Constance West is back in town
A small town in South Africa is the setting for the adventures of an unusual character in A Slim Green Silence by Beverly Rycroft (Umuzi). Constance West is back in town, but in ethereal form.
This is an edited extract
With the dawn light starting to pool around the houses in the Scheepersdorp Valley, all the changes have begun floating to the surface. I’m looking particularly at the outside of number 22 Plumbago Way: the peeling paint on the walls and the tiny, greasy fingerprints on the brass handle of my front door. How long has it been? Six months? A year?
The house looks smaller from this height, as if it’s squatting under the sky like a toadstool. The back yard and the plot behind it are laid out like a drawing, the perimeter fence a thick pencil line.
Below this cluster of roofs are all the people I ever loved.
Right here, next to the front steps, is where I sowed a bunch of vygies in the shape of an M. That was in my last autumn. I’d half hoped to be here to see them come up myself. If not, I still liked the idea of it dawning slowly on Bart or my sister Sylvia what I’d done. Though even now, I can’t tell you how Bart fitted in with me. Lover? Friend? A bit of both, I suppose.
At the time, I’d pictured him stumbling across my planted message, stopping to wipe a tear – till somebody happened to notice him. Or giving a grim smile. I never was quite sure if Bart enjoyed my jokes or found them too dark at times.
None of that matters now. At least not to me, or the me I find myself to be. I’m no longer a set of organs neatly packed and stitched inside a skin. More like an orbiting planet. A consciousness.
Driven by what? Revenge? Curiosity? Irritation?
Because I can see the front lawn needs mowing.
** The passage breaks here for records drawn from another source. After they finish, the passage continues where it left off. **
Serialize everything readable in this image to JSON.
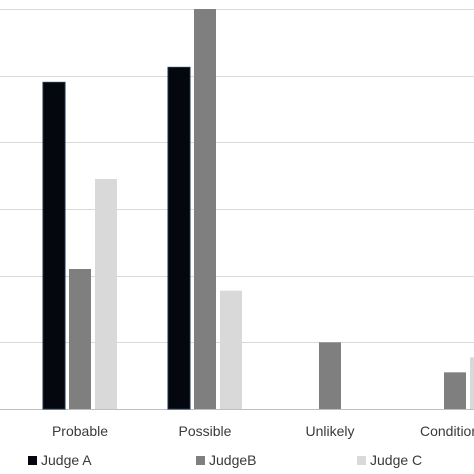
{
  "chart_data": {
    "type": "bar",
    "categories": [
      "Probable",
      "Possible",
      "Unlikely",
      "Conditional"
    ],
    "series": [
      {
        "name": "Judge A",
        "values": [
          98,
          102.5,
          0,
          0
        ],
        "color": "#05070f"
      },
      {
        "name": "JudgeB",
        "values": [
          42,
          120,
          20,
          11
        ],
        "color": "#7f7f7f"
      },
      {
        "name": "Judge C",
        "values": [
          69,
          35.5,
          0,
          15.5
        ],
        "color": "#d9d9d9"
      }
    ],
    "title": "",
    "xlabel": "",
    "ylabel": "",
    "ylim": [
      0,
      120
    ],
    "y_gridlines": [
      0,
      20,
      40,
      60,
      80,
      100,
      120
    ],
    "grid": true,
    "legend_position": "bottom"
  }
}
And the flower beds are riddled with water grass.
There was a stage when seeing that mess would have set me off big-time. I’d have been desperate to get stuck in and make it all neat and right again.
Not any more. That urge to weed and feed and prune dissolved long ago. The only thing pulling me on now is the thud, thud, thud of footsteps down the wooden passage of my house.
Keeping pace, I flit past the windows. I peer in at the framed photos on the walls, and notice they’re thick with dust. Apart from that, not much has changed: the faded striped wallpaper, the worn runners on the passage floor, the doors opening on to chaotic bedrooms. Sylvia, Marianne, Bart. So far, so pretty much the same. Except for one large photo at the end.